Medico Peste’nin kariyerindeki en iyi albümden bahsediyor olacağım şimdi size. Bu, öyle içi boş veya büyük bir heyecan ile edilmiş bir laf değil. Medico Peste’nin üçüncü stüdyo albümü olan Aesthetic of Hunger öyle bir seviyedeki sadece grubun diskografisinde parlamıyor, birçok Black Metal albümü arasında da parlamayı başarıyor. Black Metal’in ne derece esnek bir tür olduğundan elli kere falan bahsettim sanırım. Medico Peste de bunu bu defa çok iyi bir şekilde kullanmış. Albümün iskeletini Black Metal alt yapısı oluşturuyor olsa da içinde birçok farklı müzikal yaklaşımın olduğu, kompleks ve deli işi bir albüm dinliyoruz bir kez daha. Medico Peste’nin albüm temalarını oluşturan mental sorunlar ve ölüm temalarını da bu albümün merkezine yerleşmiş olarak görüyoruz. The Black Bile’ın en vurucu şarkısı olan “God Knows Why”ın şizofrenik etkisini duyar duymaz hissettiren Medico Peste, Aesthetic of Hunger’ın da genelinde bu havayı hissettirmeyi amaçlamış. Fakat bunu sadece tek bir yoldan değil birçok farklı sentezlerle yapmak istemiş. İçinde avangart ve deneysel yaklaşımların da bulunduğu bir albüm Aesthetic of Hunger. Bu yüzden de tek bir açıdan albümü ele alıp değerlendirmek doğru değil. İçinde caz ve füzyon etkileri de olan bir Black Metal albümü Aesthetic of Hunger. Bu yüzden de ortaya konan iş bir yapboz gibi geliyor bana. Birçok farklı şekildeki parçanın doğru bir şekilde bir araya getirilmesi ile ortaya çok düzgün ve ahenkli bir resmin çıktığı yapbozu anımsatıyor bana Aesthetic of Hunger. Bu albümü dinlediğim süre boyunca Medico Peste’nin ne derece büyük bir potansiyele sahip olduğunu daha iyi anlamış oldum. Bir yandan kafayı sıyırmanıza nedne olacak delice gürültü ve atonal sentezlerle bezeli şarkılar dinlerken bir anda tempo iyiden iyiye düşüyor ve avangart ve caz ezgileri ile bezeli durağan bir şarkı ile es veriyorsunuz. Dedim ya tam kafayı yemek için yaratılmış bir albüm. Her bir şarkı kendi içinde oldukça farklı hissiyatlar verirken, albüm bütünsel olarak da dehşet verici bir hale dönüşüyor. Özellikle deliliğin zirve yaptığı şarkı olan “Folie de Dieu” ile iyice işler çığırından çıkıyor. Öte yandan uzun zaman sonra bir Black Metal albümünde duyduğum en iyi gitar tonu Aesthetic of Hunger’da olabilir. Gerçekten çok iyi bir sese sahip gitarlar. Zaten albümün prodüksiyonu çok iyi. Hem teknik açıdan hem de ruhani açıdan çok zalim bir albüm olmayı başarmış Aesthetic of Hunger.

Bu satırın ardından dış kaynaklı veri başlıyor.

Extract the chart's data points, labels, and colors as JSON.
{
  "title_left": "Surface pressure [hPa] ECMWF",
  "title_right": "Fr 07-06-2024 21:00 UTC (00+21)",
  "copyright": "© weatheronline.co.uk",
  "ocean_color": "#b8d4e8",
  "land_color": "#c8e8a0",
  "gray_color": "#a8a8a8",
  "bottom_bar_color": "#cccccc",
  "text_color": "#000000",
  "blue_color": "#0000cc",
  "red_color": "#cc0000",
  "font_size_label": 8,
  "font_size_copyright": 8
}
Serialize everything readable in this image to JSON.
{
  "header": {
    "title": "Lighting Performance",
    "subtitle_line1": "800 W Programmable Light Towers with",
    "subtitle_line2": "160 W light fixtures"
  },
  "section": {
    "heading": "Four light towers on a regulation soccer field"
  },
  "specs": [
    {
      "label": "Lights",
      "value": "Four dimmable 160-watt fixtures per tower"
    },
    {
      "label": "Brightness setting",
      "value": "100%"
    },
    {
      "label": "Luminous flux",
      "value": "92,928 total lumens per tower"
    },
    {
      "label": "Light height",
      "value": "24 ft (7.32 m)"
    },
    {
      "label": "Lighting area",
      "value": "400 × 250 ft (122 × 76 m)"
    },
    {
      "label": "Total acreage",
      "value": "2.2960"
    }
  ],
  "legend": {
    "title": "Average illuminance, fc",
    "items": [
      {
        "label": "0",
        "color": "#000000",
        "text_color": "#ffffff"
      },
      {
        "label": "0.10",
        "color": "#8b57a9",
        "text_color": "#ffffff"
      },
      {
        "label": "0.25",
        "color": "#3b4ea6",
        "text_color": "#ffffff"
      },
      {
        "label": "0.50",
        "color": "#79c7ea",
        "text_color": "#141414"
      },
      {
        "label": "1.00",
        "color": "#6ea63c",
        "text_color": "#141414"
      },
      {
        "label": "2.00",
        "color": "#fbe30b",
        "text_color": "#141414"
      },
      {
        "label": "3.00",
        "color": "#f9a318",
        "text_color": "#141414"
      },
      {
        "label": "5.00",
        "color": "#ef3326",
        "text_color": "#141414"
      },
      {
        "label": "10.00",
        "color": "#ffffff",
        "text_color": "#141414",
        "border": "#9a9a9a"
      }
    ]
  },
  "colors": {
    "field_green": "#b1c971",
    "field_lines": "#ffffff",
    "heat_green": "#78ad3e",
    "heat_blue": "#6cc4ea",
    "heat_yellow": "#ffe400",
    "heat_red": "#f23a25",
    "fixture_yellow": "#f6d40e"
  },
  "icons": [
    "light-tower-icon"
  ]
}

Medico Peste, bana göre kendini çok aşan bir albüme imza atmış. Bu derece cüretkâr bir albüm dinlemeyi beklemiyordum doğrusu. Yine iyi bireyler dinleyeceğimi düşünüyordum. Fakat böylesine akıl sağlığına zarar, birçok türü çok iyi bir şekilde bir araya getiren ve görkemli olmayı başaran bir albüm dinlemeyi beklemiyordum. Medico Peste, Aesthetic of Hunger ile bu yılın en iyi işlerinden birine imza atmış. Mutlaka dinleyin. Bir sonraki yazıda görüşmek üzere, hoşça kalın!